Spafford, Belle Smith
From The Encyclopedia of Mormonism
Author: Mouritsen, Maren M.
Marion Isabelle (Belle) Sims Smith Spafford (1895-1982) was a gifted administrator and an able assistant and adviser to six Presidents of the Church during her twenty-nine years as General President of the Relief Society (1945-1974).
President Spafford served through the late 1940s, when the Church rallied to rebuild war-weary Saints both physically and emotionally; the 1950s, when the Church endeavored to bridge its tremendous national and international growth; and the 1960s, when the Church correlated its programs and reemphasized the family and selfless service. Commanding in stature, she displayed invaluable energy, stamina, wisdom, and forthrightness during those turbulent decades.
Belle Smith was born October 8, 1895, in Salt Lake City, to Hester Sims and John Gibson Smith. Following her graduation from LDS High School, she completed a two-year degree at the University of Utah. After her marriage to widower Earl Spafford on March 23, 1921, she studied at the BYU Training School, and later, while her children, Mary and Earl, were growing up, she took courses at the University of Utah. A lifelong student, she designated daily study hours during which she was not to be called or disturbed; as a grandmother, she established "scholar night" on which she would study with each of her grandchildren, on a one-to-one basis.
Called early to leadership, Belle Spafford served as president of her ward YWMIA at age seventeen, and she also taught religion classes. She later served as a counselor in her ward Relief Society presidency and on the Relief Society stake board of Salt Lake Belvedere Stake. In 1935 she was called to the Relief Society General Board, and in 1942 she became a counselor to General Relief Society President Amy Brown lyman. She edited the history of Relief Society, A Centenary of Relief Society (1942), and also the Relief Society magazine from 1937 until her call as general president in 1945.
Named as general president of the Relief Society near the end of World War II, Spafford felt an urgent need to aid the members of the Church in Europe who had suffered from the conflict. Within weeks, Relief Society members had gathered and shipped thousands of items of food, clothing, and bedding to the members abroad. In addition to providing for physical needs, President Spafford placed special emphasis in the Relief Society Magazine, as well as in the lesson manuals, on social and spiritual issues of love and tolerance, in an attempt to lessen some of the anger and bitterness that existed as a result of the war.

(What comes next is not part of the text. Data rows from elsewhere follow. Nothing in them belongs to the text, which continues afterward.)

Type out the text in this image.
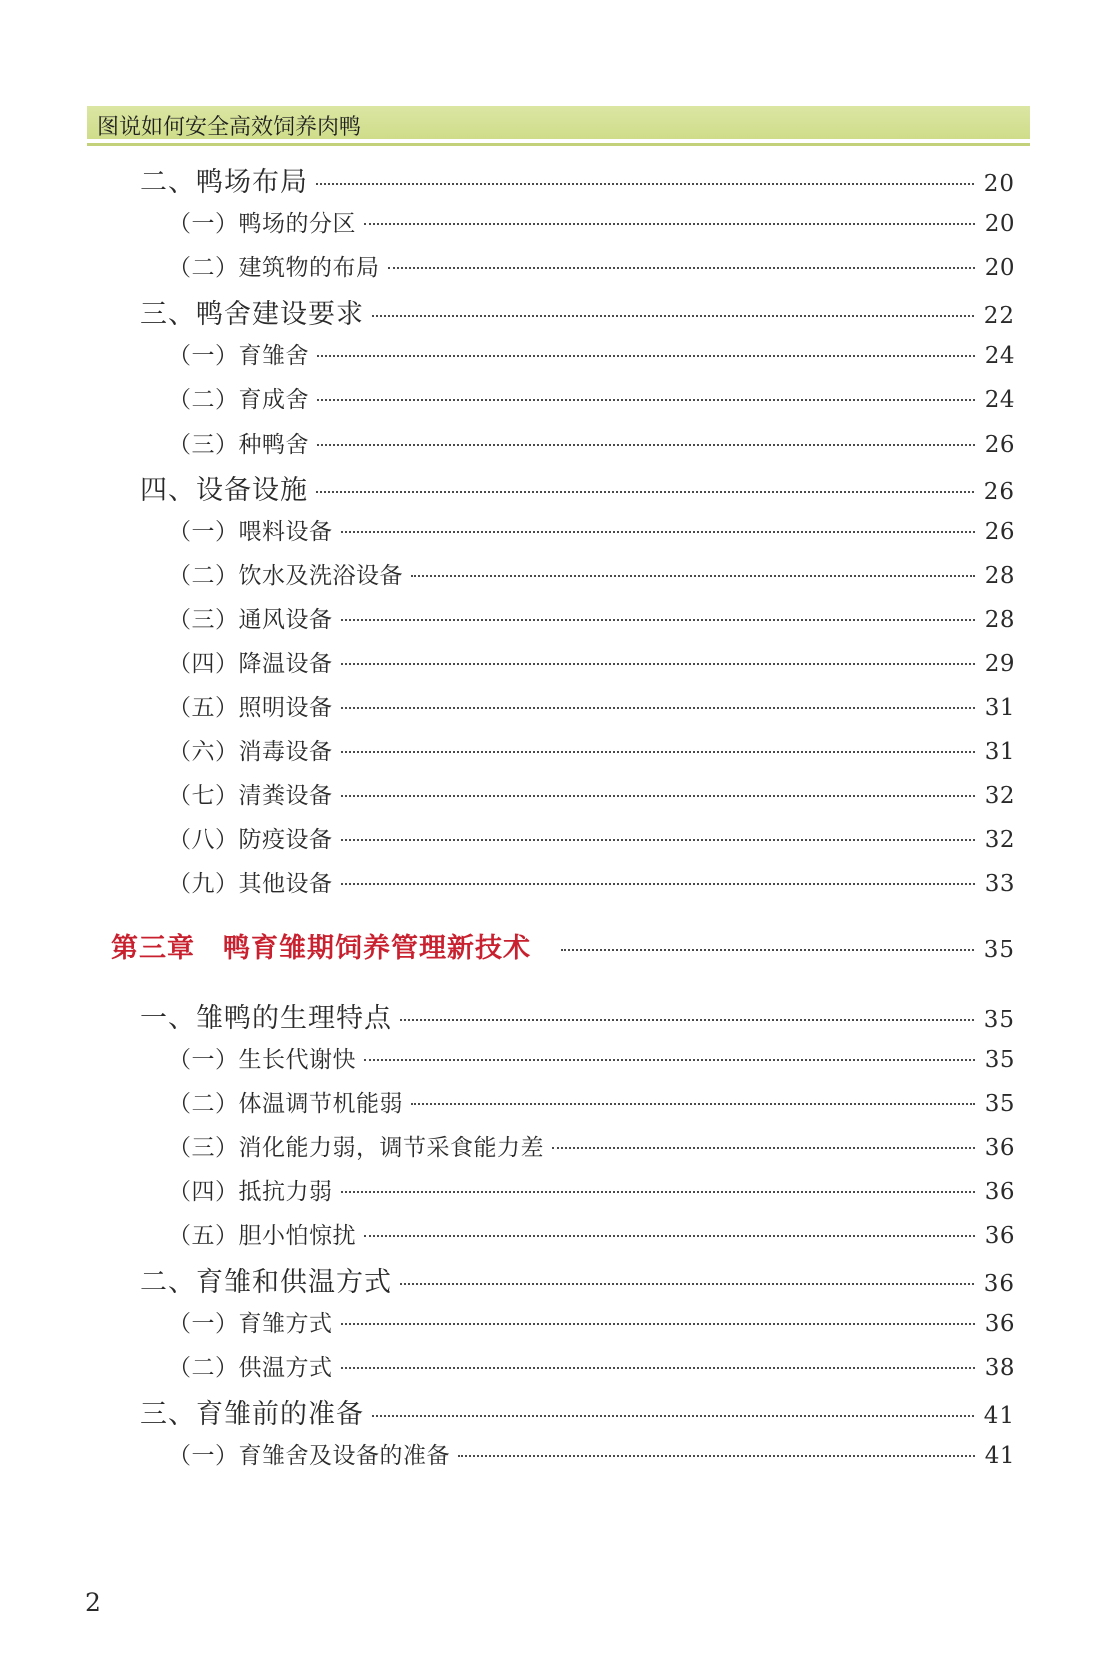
图说如何安全高效饲养肉鸭
二、鸭场布局	20
（一）鸭场的分区	20
（二）建筑物的布局	20
三、鸭舍建设要求	22
（一）育雏舍	24
（二）育成舍	24
（三）种鸭舍	26
四、设备设施	26
（一）喂料设备	26
（二）饮水及洗浴设备	28
（三）通风设备	28
（四）降温设备	29
（五）照明设备	31
（六）消毒设备	31
（七）清粪设备	32
（八）防疫设备	32
（九）其他设备	33
第三章　鸭育雏期饲养管理新技术	35
一、雏鸭的生理特点	35
（一）生长代谢快	35
（二）体温调节机能弱	35
（三）消化能力弱，调节采食能力差	36
（四）抵抗力弱	36
（五）胆小怕惊扰	36
二、育雏和供温方式	36
（一）育雏方式	36
（二）供温方式	38
三、育雏前的准备	41
（一）育雏舍及设备的准备	41
2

The leadership of the Relief Society organization was restructured to meet local needs worldwide. With increased emphasis on training, members of the Relief Society General Board visited every stake to develop leadership skills in local officers and to establish or reestablish local units.

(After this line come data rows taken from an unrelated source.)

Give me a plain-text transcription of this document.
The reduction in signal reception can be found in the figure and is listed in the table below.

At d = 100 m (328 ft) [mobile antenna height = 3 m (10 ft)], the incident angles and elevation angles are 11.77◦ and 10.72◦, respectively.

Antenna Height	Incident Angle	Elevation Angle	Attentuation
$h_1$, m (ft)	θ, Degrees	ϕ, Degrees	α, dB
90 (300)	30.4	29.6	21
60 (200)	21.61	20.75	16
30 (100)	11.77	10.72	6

Amid all the aid and effort aimed at repairing war damage, the Relief Society gained permission and raised money to construct a new Relief Society Building in Salt Lake City. Having their own headquarters building, dedicated on October 3, 1956, gave the Relief Society new cohesion and support. The early 1960s brought new emphasis on music and choirs at the local level and almost every stake in the Church formed a women's chorus called "The Singing Mothers." These groups appeared both nationally and internationally over the next twenty years.
In an effort to solidify the family, the First Presidency and the Quorum of the Twelve Apostles assigned the Relief Society the responsibility of reemphasizing the Family Home Hour. These efforts grew into the regular Monday night Family Home Evening program in 1964.

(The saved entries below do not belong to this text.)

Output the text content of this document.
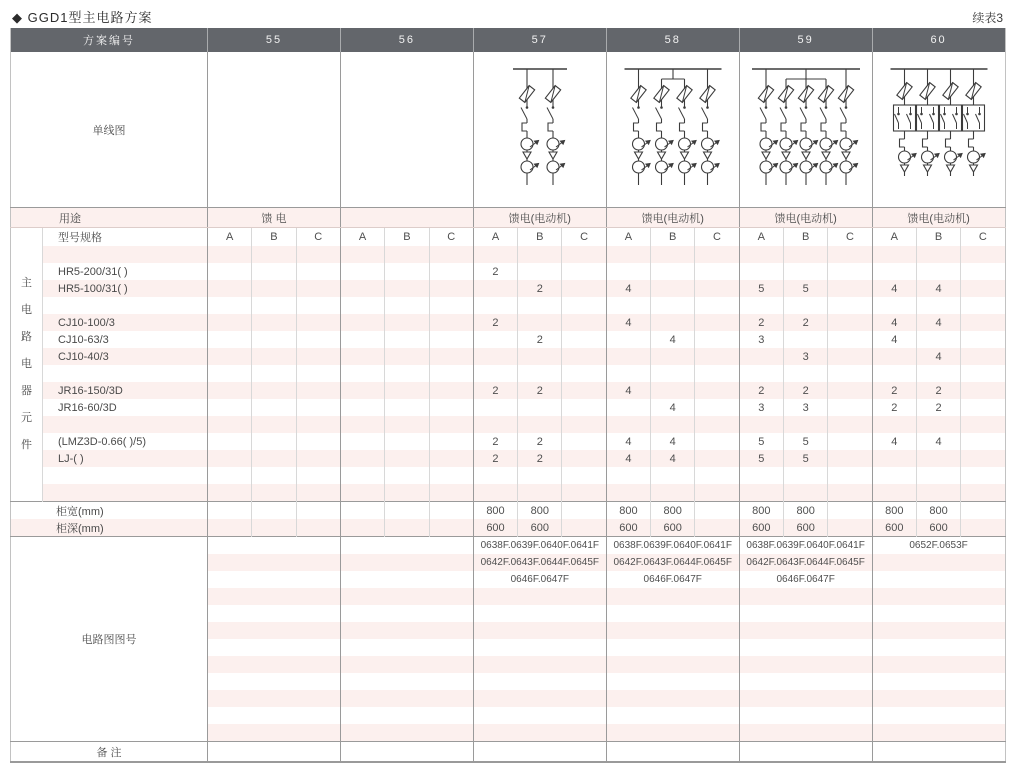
◆ GGD1型主电路方案	续表3
方案编号		55			56			57			58			59			60		
单线图	

用途		馈 电						馈电(电动机)			馈电(电动机)			馈电(电动机)			馈电(电动机)		

主
电
路
电
器
元
件
	型号规格	A	B	C	A	B	C	A	B	C	A	B	C	A	B	C	A	B	C

	HR5-200/31( )							2											
	HR5-100/31( )								2		4			5	5		4	4	

	CJ10-100/3							2			4			2	2		4	4	
	CJ10-63/3								2			4		3			4		
	CJ10-40/3														3			4	

	JR16-150/3D							2	2		4			2	2		2	2	
	JR16-60/3D											4		3	3		2	2	

	(LMZ3D-0.66( )/5)							2	2		4	4		5	5		4	4	
	LJ-( )							2	2		4	4		5	5				

柜宽(mm)								800	800		800	800		800	800		800	800	
柜深(mm)								600	600		600	600		600	600		600	600	
电路图图号								0638F.0639F.0640F.0641F			0638F.0639F.0640F.0641F			0638F.0639F.0640F.0641F			0652F.0653F		
								0642F.0643F.0644F.0645F			0642F.0643F.0644F.0645F			0642F.0643F.0644F.0645F					
								0646F.0647F			0646F.0647F			0646F.0647F					

备 注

In the 1960s, the Relief Society also placed special emphasis on strengthening the community by encouraging women to do volunteer service at the Red Cross, Traveler's Aid, March of Dimes, child-care clinics, and hospitals. A health missionary program was instituted in 1971, using specially trained nurses and others to teach health principles and Welfare concepts to the disadvantaged. Under President Spafford's direction the Social Service and Child Welfare departments provided specialized services, including programs for abused children, unwed mothers, and youth guidance, and established licensed agencies for adoption, foster care, and Indian student placements in Utah, Nevada, Arizona, and Idaho. For her pioneering efforts in social work, the Utah State Conference of Social Work awarded her an honorary life membership, and the University of Utah established the Belle S. Spafford Endowed Chair in Social Work.
President Spafford traveled the world widely and was affiliated with a number of national and international organizations. She served two terms as president of the National Council of Women (1968-1970). Recognized as one of the leading women in the world, she was presented with the National Council of Women's highest honor (1978). She died on February 2, 1982.